The public's expectations are completely different from what they were 20 years ago. From what they were 15 years ago or 10 years ago. They are changing at an incredible rate. I fear that the additional complexity of getting reliable search results will be very off-putting to the public and they will turn to other tools they prefer. Then, it will be the catalogers who will have to “deal with it”.
After all of these considerations, trying to transfer “consistency”, the foundation of the catalog, into the Semantic Web in some sort of semi-coherent way makes me shake my head in despair. If it's this hard with our catalogs, what about the crazy open Internet world? How could a non-librarian web master ever begin to deal with any of it? To those questions, I must reply that I don't have the slightest idea. For my own thoughts on the Semantic Web, you can listen to another podcast of mine. http://blog.jweinheimer.net/2012/03/cataloging-matters-podcast-no-14.html
Does this mean that there can never be any changes at all? Of course not and I and others make suggestions all the time, but there needs to be a simple acknowledgement of some realities. For example, catalogers need to admit that the dictionary catalog is dead. As dead as the dodo. Sad perhaps, but it's been dead since keyword was introduced and that was a long time ago. Therefore, many practices based on left-anchored text browses no longer make any sense. Except to a cataloger. Those methods are obsolete today. Other important practices just don't work. Cross-references that make subject headings more useful and comprehensible, along with pseudonyms of authors and earlier/later names of corporate bodies remain hidden from the public in the keyword environment. Catalogers can implement RDA and FRBR and people still will not know, after finding a record for an item with the subject heading “Labor and laboring classes” that they also need to search “Labor” “Labor movement” or “Working class” if they are going to find anything new. How about figuring out how catalog records and full-text search engines can best work together to improve both tools?

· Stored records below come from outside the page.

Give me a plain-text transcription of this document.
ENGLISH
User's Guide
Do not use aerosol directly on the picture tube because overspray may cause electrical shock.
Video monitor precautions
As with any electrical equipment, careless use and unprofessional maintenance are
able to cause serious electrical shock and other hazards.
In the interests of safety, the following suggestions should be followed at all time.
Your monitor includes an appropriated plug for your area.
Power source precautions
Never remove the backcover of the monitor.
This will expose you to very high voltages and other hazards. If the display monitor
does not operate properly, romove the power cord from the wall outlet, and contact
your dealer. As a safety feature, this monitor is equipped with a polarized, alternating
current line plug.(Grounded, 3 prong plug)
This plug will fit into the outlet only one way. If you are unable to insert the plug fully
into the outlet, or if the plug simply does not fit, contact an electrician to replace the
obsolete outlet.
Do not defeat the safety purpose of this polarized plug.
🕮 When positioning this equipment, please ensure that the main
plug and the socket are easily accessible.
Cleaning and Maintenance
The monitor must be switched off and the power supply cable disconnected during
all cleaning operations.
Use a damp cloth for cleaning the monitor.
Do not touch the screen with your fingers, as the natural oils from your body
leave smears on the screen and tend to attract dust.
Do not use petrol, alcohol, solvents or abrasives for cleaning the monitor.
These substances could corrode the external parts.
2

Instead of increasing the complexity of the catalog, we should be trying to improve what we already have and fix the dysfunctions that people have to deal with every single day. When a cataloger is looking at a catalog record, and the results of a catalog search, they should be doing it not through their own eyes, but through the eyes of someone who knows very little, or preferably nothing, about the catalog. When you do this, the problems of the catalog become clearer: the cataloging abbreviations, relator codes, and relationships pale in comparison with other, massive, obvious problems. Deal with those first.
To conclude, I wanted to clarify how I see the practical problems of implementing RDA and FRBR, which is that the consequences will be to decrease access for the public because of the greater complexities it introduces.
The music I have chosen to end this episode is the overture from Verdi's La Forza del Destino. This is one of the great operas and also apparently has a curse on it. In 1960, an American singer, Leonard Warren, was about to start the aria “Morir, tremenda cosa” or “to die, a momentous thing” and he fell down dead from a cerebral hemorrhage! According to Wikipedia, some singers have refused to perform in this opera including Pavarotti. This recording comes from the Internet Archive, where you can listen to the rest of the opera if you want. http://archive.org/details/FridayNightAtTheOpera-41610
That's it for now. Thank you for listening to Cataloging Matters with Jim Weinheimer, coming to you from Rome, Italy, the most beautiful, and the most romantic city in the world.